In the week following the storm, the sun beat down on land no longer protected by tree cover, leaving burned-out ridgelines under a tangle of trees felled by Felix’s 155-mile-an-hour (250-km-per-hour) winds.
Now a major question is what to do with the hundreds of thousands of fallen trees. The region’s governing authority, the Regional Council of the North Atlantic Autonomous Region (Craan), issued a decree Sept. 8 ordering that all fallen timber be used for local reconstruction. The decree also called for “the immediate and indefinite suspension of all forestry permits and processing related to the extraction, transport and commercialization of forestry resources” in the region.
The central government, meanwhile, has called for a redoubling of efforts to enforce an existing prohibition on the logging of several species of hardwood popular in export markets. (See “Miskitos call Nicaraguan ban counterproductive”—EcoAméricas, Oct. ’06.)
Some argue that in the wake of the storm, indigenous communities should be allowed to harvest fallen timber and use income from its sale to begin their economic recovery.
At least initially, President Daniel Ortega panned the idea. Authorities fear that if the ban is lifted, a flood of timber sales will ensue, and officials won’t be able to tell whether the wood is coming from Felix’s windfall or from trees that have been illegally cut. “It would be a crime to suspend the moratorium,” Ortega said a week after the storm. “Instead, we have to reinforce it. I want the army and the police to make every effort to guarantee the moratorium, even though this will annoy some people who are unjustly criticizing [the law].”
Arguing for flexibility
In indigenous communities like Polanco’s, where 342 families live on the edge of the Bosawas Reserve, homes can be rebuilt with just a fraction of the fallen forest, Polanco says. The problem, he insists, is what will become of the other trees that have fallen if communities are not allowed to harvest the wood and sell it before it rots.

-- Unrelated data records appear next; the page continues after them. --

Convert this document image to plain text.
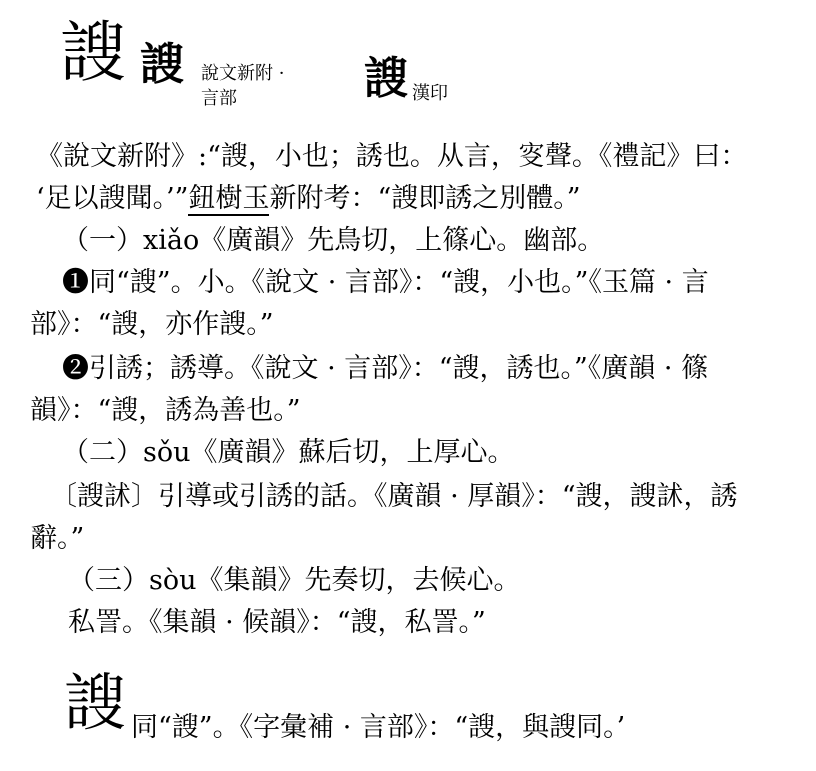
謏 謏 說文新附 ·
言部	謏 漢印
《說文新附》:“謏，小也；誘也。从言，叜聲。《禮記》曰：
‘足以謏聞。’”鈕樹玉新附考：“謏即誘之別體。”
（一）xiǎo《廣韻》先鳥切，上篠心。幽部。
❶同“謏”。小。《說文 · 言部》：“謏，小也。”《玉篇 · 言
部》：“謏，亦作謏。”
❷引誘；誘導。《說文 · 言部》：“謏，誘也。”《廣韻 · 篠
韻》：“謏，誘為善也。”
（二）sǒu《廣韻》蘇后切，上厚心。
〔謏訹〕引導或引誘的話。《廣韻 · 厚韻》：“謏，謏訹，誘
辭。”
（三）sòu《集韻》先奏切，去候心。
私詈。《集韻 · 候韻》：“謏，私詈。”
謏 同“謏”。《字彙補 · 言部》：“謏，與謏同。’
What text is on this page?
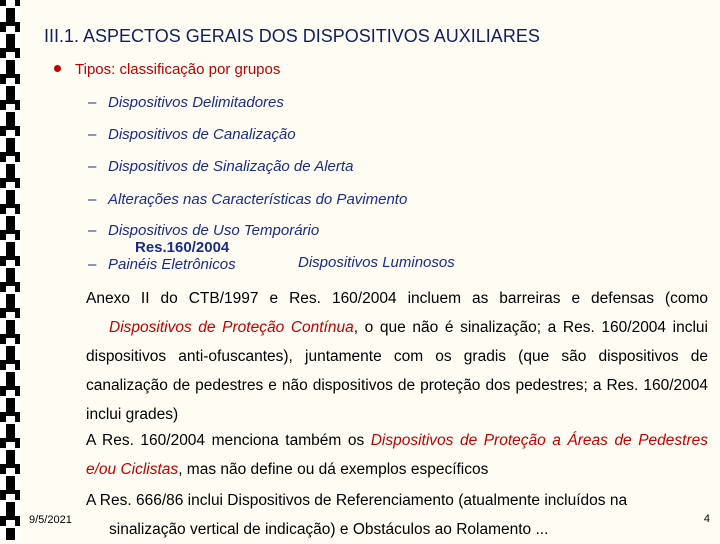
III.1. ASPECTOS GERAIS DOS DISPOSITIVOS AUXILIARES
Tipos: classificação por grupos
– Dispositivos Delimitadores
– Dispositivos de Canalização
– Dispositivos de Sinalização de Alerta
– Alterações nas Características do Pavimento
– Dispositivos de Uso Temporário
– Painéis Eletrônicos
Res.160/2004
Dispositivos Luminosos
Anexo II do CTB/1997 e Res. 160/2004 incluem as barreiras e defensas (como Dispositivos de Proteção Contínua, o que não é sinalização; a Res. 160/2004 inclui dispositivos anti-ofuscantes), juntamente com os gradis (que são dispositivos de canalização de pedestres e não dispositivos de proteção dos pedestres; a Res. 160/2004 inclui grades)
A Res. 160/2004 menciona também os Dispositivos de Proteção a Áreas de Pedestres e/ou Ciclistas, mas não define ou dá exemplos específicos
A Res. 666/86 inclui Dispositivos de Referenciamento (atualmente incluídos na
sinalização vertical de indicação) e Obstáculos ao Rolamento ...
9/5/2021	4
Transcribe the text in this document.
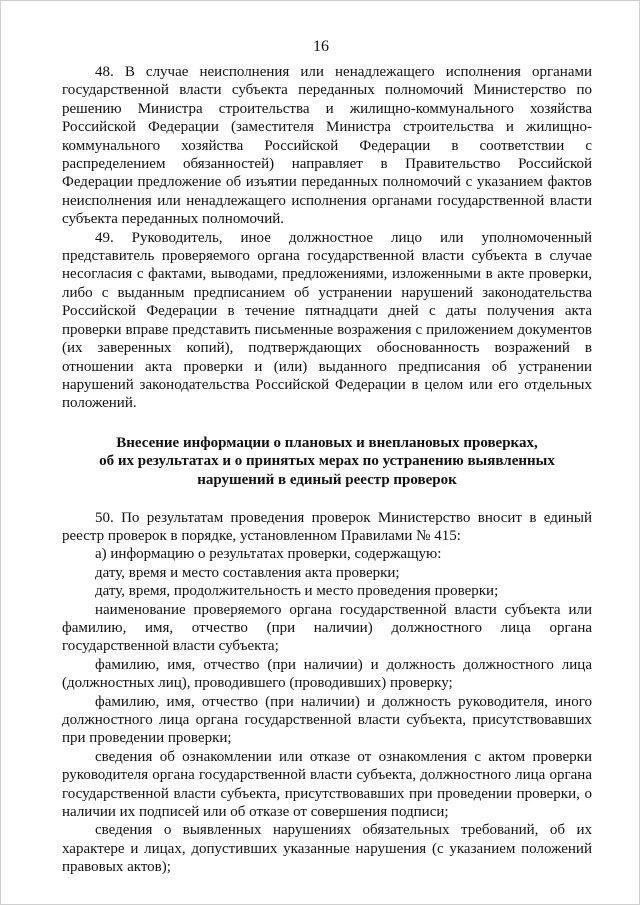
16

48. В случае неисполнения или ненадлежащего исполнения органами государственной власти субъекта переданных полномочий Министерство по решению Министра строительства и жилищно-коммунального хозяйства Российской Федерации (заместителя Министра строительства и жилищно-коммунального хозяйства Российской Федерации в соответствии с распределением обязанностей) направляет в Правительство Российской Федерации предложение об изъятии переданных полномочий с указанием фактов неисполнения или ненадлежащего исполнения органами государственной власти субъекта переданных полномочий.

49. Руководитель, иное должностное лицо или уполномоченный представитель проверяемого органа государственной власти субъекта в случае несогласия с фактами, выводами, предложениями, изложенными в акте проверки, либо с выданным предписанием об устранении нарушений законодательства Российской Федерации в течение пятнадцати дней с даты получения акта проверки вправе представить письменные возражения с приложением документов (их заверенных копий), подтверждающих обоснованность возражений в отношении акта проверки и (или) выданного предписания об устранении нарушений законодательства Российской Федерации в целом или его отдельных положений.

Внесение информации о плановых и внеплановых проверках,
об их результатах и о принятых мерах по устранению выявленных
нарушений в единый реестр проверок

50. По результатам проведения проверок Министерство вносит в единый реестр проверок в порядке, установленном Правилами № 415:

а) информацию о результатах проверки, содержащую:

дату, время и место составления акта проверки;

дату, время, продолжительность и место проведения проверки;

наименование проверяемого органа государственной власти субъекта или фамилию, имя, отчество (при наличии) должностного лица органа государственной власти субъекта;

фамилию, имя, отчество (при наличии) и должность должностного лица (должностных лиц), проводившего (проводивших) проверку;

фамилию, имя, отчество (при наличии) и должность руководителя, иного должностного лица органа государственной власти субъекта, присутствовавших при проведении проверки;

сведения об ознакомлении или отказе от ознакомления с актом проверки руководителя органа государственной власти субъекта, должностного лица органа государственной власти субъекта, присутствовавших при проведении проверки, о наличии их подписей или об отказе от совершения подписи;

сведения о выявленных нарушениях обязательных требований, об их характере и лицах, допустивших указанные нарушения (с указанием положений правовых актов);
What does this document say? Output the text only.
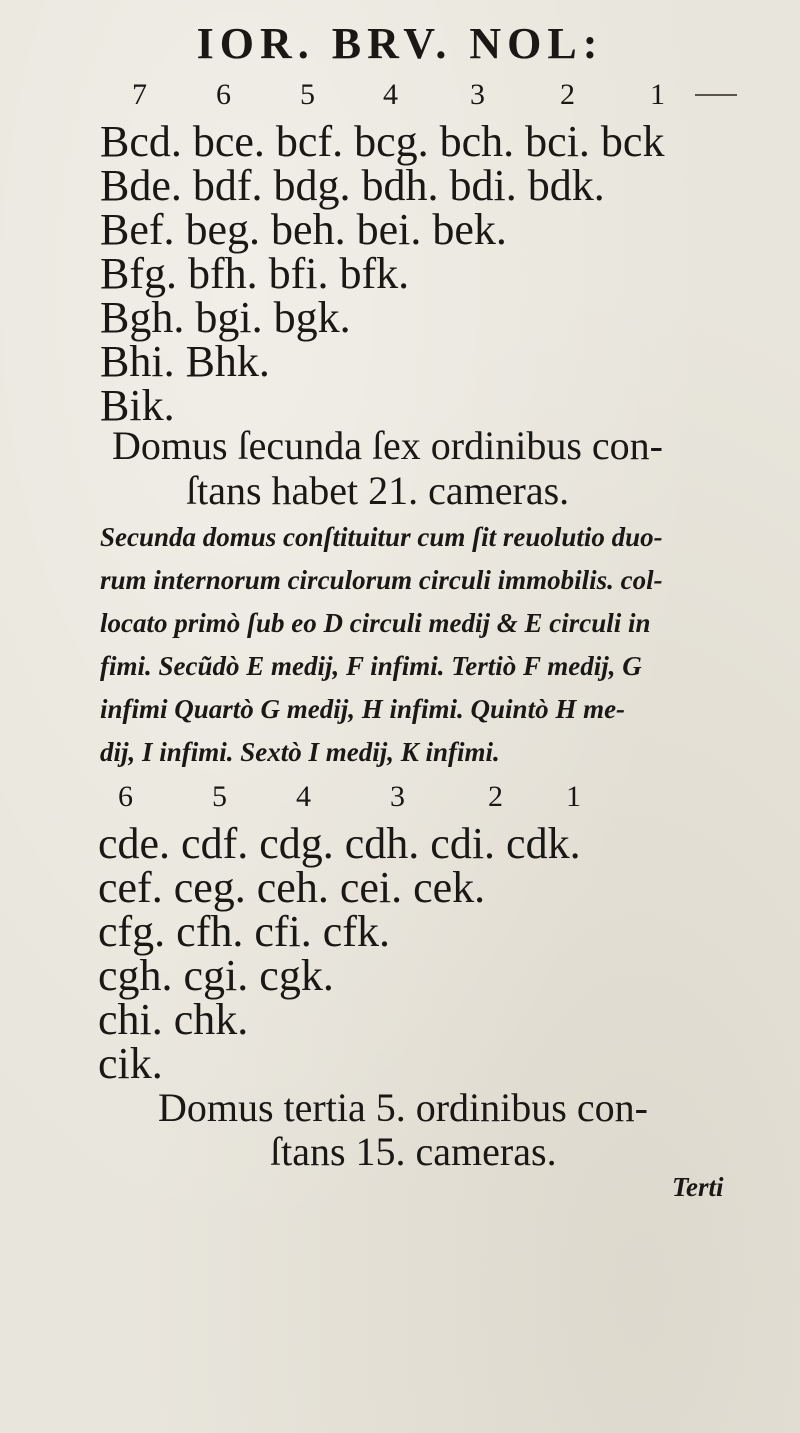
IOR. BRV. NOL:
7 6 5 4 3	2	1
Bcd. bce. bcf. bcg. bch. bci. bck
Bde. bdf. bdg. bdh. bdi. bdk.
Bef. beg. beh. bei. bek.
Bfg. bfh. bfi. bfk.
Bgh. bgi. bgk.
Bhi. Bhk.
Bik.
Domus ſecunda ſex ordinibus con-
ſtans habet 21. cameras.
Secunda domus conſtituitur cum ſit reuolutio duo-
rum internorum circulorum circuli immobilis. col-
locato primò ſub eo D circuli medij & E circuli in
fimi. Secũdò E medij, F infimi. Tertiò F medij, G
infimi Quartò G medij, H infimi. Quintò H me-
dij, I infimi. Sextò I medij, K infimi.
6	5 4	3	2 1
cde. cdf. cdg. cdh. cdi. cdk.
cef. ceg. ceh. cei. cek.
cfg. cfh. cfi. cfk.
cgh. cgi. cgk.
chi. chk.
cik.
Domus tertia 5. ordinibus con-
ſtans 15. cameras.
Terti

“We are the owners of this land; we need to sell the wood and make money to buy seeds and food,” he says. “The state can’t take care of us forever. What are the people going to eat?”
Jaime Guillén, a forestry consultant with the conservation group Rainforest Alliance, agrees the ban should be suspended temporarily. But he adds that safeguards are needed—for instance, avoiding the use of heavy equipment, which might tear up the ground, crushing seedlings and preventing regeneration of the forest. Says Guillén: “The only thing left in the forest is the soil, and it has to be protected.”
Harold Wilson, president of the autonomous region’s commission on the environment and natural resources, says one of the biggest challenges in the coming months will be to keep the damaged forests from catching fire. He says the Miskito Indians burn ground for planting or to drive deer and other small game out of hiding. He adds that Pacific coast ranchers might burn hurricane-damaged acreage to expand their pasture lands.
Wilson says the regional council is working with communities to stop seasonal burning, positioning fire brigades and calling on the central government to limit migration to the region. In all, the regional council is asking for more than US$13 million to equip 175 fire brigades, construct 20 fire towers and build a series of roads and bridges to access parts of the forest facing the highest fire risk.